There are some additional keywords that can be used to allow for additional functionality. The super keyword allows the class to use methods and constructors from the superclass. For example, to access the Ball constructor in the BouncyBall constructor, the code would look like this:
public BouncyBall(String c, int s, double b){
super(c, s);
bounciness = b;
}
We will talk about the use of super to overload methods in Polymorphism. Superclasses and Subclasses are also interconnected in a multitude of ways. A superclass variable, for example, can store objects of a subclass. In terms of our example, we could store a BouncyBall object in a Ball variable.
Ball bouncy = new BouncyBall(“red”, 10, 0.1);
We will discuss the implications and uses of this in the next section, Polymorphism.
Polymorphism
Polymorphism comes from the greek prefix poly-, meaning many, and morphe, meaning form. This literally translates to many forms, which will make more sense as we go along. We begin with our example of BouncyBall and Ball. Say I want a regular ball to roll differently from a bouncy ball. However, I don’t want to go through the inconvenience of creating a completely separate method for it. Therefore, we decide to override the method roll in BouncyBall.
public void roll (){
//code different but not shown
}
Now from the previous section on Methods we have learned about method overloading and how the compiler processes and determines which method to use. We recall that a method’s signature is how the compiler can tell the difference between each overload. Yet in this case, the method signatures are identical! So how will the compiler deduce which method to use? In short, it doesn’t need to. The method is tied to a specific class, and since they are still instance methods, require an object to run. The method is simply determined by the type of object that the method runs from.
Ball bouncy = new BouncyBall(“red”, 10, 0.1);
Even the bouncy object, which appears to be of type Ball, will still use the BouncyBall override for roll because the object is still inherently of type BouncyBall.
Continuing with the bouncy object, we see that the variable is of type Ball. This means that any methods that can only be run from a BouncyBall object, like bounce(), will return an error.
bouncy.bounce(); //returns an error
Yet the object inherently stored in the variable is of type BouncyBall, and should be able to use the bounce() method. So what do we do? We introduce downcasting. Using casting we are able to turn the bouncy object back into a BouncyBall.
BouncyBall casted = (BouncyBall)bouncy;
This allows us to use the bounce method on casted.
casted.bounce(); //no error
However, you must be careful that the underlying object stored within the superclass variable is the same type that you are casting to. For example, if we had another subclass from Ball, called BowlingBall, we would not be able to cast bouncy to a BowlingBall object.

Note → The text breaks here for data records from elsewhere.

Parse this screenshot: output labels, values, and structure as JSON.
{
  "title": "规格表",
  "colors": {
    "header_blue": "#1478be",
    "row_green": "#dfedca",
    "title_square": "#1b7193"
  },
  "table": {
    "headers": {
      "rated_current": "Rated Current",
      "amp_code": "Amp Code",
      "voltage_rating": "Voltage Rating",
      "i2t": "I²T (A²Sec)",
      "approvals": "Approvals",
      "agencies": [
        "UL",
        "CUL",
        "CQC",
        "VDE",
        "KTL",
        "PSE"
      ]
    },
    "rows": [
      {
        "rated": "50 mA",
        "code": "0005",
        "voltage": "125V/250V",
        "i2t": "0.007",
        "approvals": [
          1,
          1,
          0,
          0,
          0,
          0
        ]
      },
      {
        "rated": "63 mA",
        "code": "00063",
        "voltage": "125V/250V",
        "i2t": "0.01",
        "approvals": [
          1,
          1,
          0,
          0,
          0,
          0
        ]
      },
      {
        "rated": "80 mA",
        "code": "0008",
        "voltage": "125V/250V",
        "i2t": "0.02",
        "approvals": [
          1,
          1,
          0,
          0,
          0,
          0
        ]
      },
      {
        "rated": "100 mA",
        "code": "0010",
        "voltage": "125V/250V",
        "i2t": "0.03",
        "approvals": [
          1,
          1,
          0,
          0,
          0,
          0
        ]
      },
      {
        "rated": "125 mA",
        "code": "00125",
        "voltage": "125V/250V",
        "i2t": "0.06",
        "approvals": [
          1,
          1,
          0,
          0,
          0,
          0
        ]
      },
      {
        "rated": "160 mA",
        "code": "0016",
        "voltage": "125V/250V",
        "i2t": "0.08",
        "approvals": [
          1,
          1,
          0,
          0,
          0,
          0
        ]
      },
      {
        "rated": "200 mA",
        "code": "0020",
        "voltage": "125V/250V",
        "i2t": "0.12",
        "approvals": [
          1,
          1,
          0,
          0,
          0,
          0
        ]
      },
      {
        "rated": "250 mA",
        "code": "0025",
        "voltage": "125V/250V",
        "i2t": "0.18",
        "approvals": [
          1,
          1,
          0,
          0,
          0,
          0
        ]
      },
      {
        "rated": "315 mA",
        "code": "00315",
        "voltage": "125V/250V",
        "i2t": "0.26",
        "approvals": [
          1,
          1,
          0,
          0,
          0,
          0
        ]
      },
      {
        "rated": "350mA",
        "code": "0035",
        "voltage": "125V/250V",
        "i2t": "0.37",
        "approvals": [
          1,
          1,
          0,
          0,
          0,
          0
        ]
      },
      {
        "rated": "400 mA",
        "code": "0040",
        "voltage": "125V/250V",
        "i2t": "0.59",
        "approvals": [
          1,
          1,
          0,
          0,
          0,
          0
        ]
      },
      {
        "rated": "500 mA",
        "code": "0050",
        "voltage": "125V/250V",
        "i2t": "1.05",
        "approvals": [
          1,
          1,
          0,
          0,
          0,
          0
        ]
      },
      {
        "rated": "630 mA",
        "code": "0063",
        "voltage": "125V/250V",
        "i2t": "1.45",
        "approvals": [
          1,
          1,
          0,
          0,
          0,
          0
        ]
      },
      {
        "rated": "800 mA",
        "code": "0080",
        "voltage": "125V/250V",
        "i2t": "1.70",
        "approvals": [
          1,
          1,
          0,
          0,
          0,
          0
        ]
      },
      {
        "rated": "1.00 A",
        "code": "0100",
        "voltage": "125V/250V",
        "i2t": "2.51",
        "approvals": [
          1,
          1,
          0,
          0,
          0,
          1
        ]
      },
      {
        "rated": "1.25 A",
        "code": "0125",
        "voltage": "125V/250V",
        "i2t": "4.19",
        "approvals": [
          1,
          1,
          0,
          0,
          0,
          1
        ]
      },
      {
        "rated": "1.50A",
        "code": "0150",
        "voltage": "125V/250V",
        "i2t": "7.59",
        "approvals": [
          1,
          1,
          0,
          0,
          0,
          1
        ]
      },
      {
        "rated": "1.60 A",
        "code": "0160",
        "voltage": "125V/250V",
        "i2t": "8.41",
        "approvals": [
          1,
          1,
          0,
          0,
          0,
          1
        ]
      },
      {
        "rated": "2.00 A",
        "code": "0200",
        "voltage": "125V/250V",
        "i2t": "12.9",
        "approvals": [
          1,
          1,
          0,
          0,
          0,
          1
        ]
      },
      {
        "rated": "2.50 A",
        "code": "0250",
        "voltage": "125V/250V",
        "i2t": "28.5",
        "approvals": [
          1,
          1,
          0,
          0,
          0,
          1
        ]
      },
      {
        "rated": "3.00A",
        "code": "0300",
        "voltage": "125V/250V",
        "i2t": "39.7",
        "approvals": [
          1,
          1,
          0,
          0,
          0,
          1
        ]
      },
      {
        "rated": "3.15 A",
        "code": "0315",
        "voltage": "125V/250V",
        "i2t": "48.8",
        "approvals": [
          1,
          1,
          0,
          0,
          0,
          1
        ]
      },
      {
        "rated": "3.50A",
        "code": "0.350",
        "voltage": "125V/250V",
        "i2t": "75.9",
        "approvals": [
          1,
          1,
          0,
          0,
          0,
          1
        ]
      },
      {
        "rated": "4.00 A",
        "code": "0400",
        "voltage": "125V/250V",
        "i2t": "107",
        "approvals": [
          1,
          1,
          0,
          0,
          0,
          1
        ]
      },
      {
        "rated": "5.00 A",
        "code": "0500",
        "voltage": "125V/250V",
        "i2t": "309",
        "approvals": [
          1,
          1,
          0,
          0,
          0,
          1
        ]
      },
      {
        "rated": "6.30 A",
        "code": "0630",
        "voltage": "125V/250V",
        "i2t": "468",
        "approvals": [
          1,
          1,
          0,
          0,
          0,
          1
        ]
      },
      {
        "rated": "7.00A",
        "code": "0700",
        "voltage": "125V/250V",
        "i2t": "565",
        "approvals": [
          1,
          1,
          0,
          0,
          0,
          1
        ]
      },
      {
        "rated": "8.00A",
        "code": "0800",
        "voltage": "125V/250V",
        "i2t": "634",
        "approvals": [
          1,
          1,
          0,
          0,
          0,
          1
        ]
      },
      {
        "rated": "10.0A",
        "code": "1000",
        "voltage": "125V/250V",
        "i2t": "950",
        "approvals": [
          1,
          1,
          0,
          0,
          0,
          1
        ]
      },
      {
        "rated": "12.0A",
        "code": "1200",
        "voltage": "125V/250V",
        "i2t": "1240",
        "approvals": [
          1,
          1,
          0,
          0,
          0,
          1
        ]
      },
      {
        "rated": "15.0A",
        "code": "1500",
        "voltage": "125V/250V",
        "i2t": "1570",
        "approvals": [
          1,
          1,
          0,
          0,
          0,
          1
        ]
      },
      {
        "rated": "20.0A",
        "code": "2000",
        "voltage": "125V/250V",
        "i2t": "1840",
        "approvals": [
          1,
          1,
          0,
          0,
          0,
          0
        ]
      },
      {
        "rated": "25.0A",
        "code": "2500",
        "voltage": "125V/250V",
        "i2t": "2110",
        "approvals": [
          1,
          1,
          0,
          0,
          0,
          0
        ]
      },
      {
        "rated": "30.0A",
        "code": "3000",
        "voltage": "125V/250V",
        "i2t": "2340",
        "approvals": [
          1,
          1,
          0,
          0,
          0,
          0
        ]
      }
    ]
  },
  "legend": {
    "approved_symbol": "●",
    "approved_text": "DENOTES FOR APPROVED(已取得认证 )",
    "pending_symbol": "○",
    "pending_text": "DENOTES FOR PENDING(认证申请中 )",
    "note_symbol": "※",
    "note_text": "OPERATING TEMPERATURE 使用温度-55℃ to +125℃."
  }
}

BowlingBall casted = (BowlingBall)bouncy; //returns a ClassCastException
Abstraction
Another major paradigm of OOP is Abstraction. It hides the code implementation of certain methods from the user. This is accomplished in Java via the use of abstract classes and interfaces.
Abstract Classes
Abstract classes are classes that are unable to be instantiated into objects, but can be inherited using the extend keyword. They may or may not contain abstract methods, which will be discussed below. These serve as a basic framework for shared code between classes that will likely be related and used in similar circumstances.
Abstract Method
An abstract method does not have any implementation or code. Instead, the subclasses that inherit the abstract class containing this method are expected to implement the method there. In fact, an error will occur when a class inherits an abstract class but does not implement all methods fully.
For example, let’s make the Ball class abstract, as we will only need BowlingBalls and BouncyBalls from now on (Assume BowlingBalls and BouncyBalls). BouncyBall and BowlingBall will likely share a lot of code; for example, they will still both roll. Therefore, we will likely keep roll as a shared method between the two classes. However, let’s add a method, play(), which will likely not have a shared implementation between BowlingBall and BouncyBall. Yet it is still a key feature and trait of every Ball. Therefore, let’s add the method play() and make it abstract.
public abstract class Ball{
private String color;
private int size;
public Ball(){
color = "red"; //default color is red
size = 1 //default size is 1
}
public Ball(String c, int s){
color = c;
size = s;
}
public String getColor(){
return color;
}
public int getSize(){
return size;
}
public void setColor(String c){
color = c;
}
public void setSize(int s){
size = s;
}
public void roll(){
//code not shown
}
public abstract void play();
}
Interfaces
Interfaces are similar to abstract classes in that they are also used to simplify common functionality between classes. In this case, classes may not even need to be related in any other way. While an abstract class called Shape may have subclasses which are heavily related to each other (Triangle, Rectangle, Circle), an interface such as Comparable may be implemented by a large variety of classes, like ArrayLists, Strings, or the Integer wrapper class. In this way, interfaces will be different from abstract classes. They also use the keyword implements instead of extends, and can not have instance variables or methods that are not abstract or default. In other words, it is a purely abstract class, containing no additional shared methods or implementations.
For example, instead of using shared roll() code in the abstract class Ball, let’s make an interface known as Rollable. This may be implemented by a variety of classes, such as Pencil, RollingPin, and Barrel, which may have nothing to do with Balls. By creating this interface Rollable, we simply let Ball implement Rollable. This way, Ball can still have a common implementation for roll() for both BowlingBall and BouncyBall.
interface Rollable
{
void roll();
}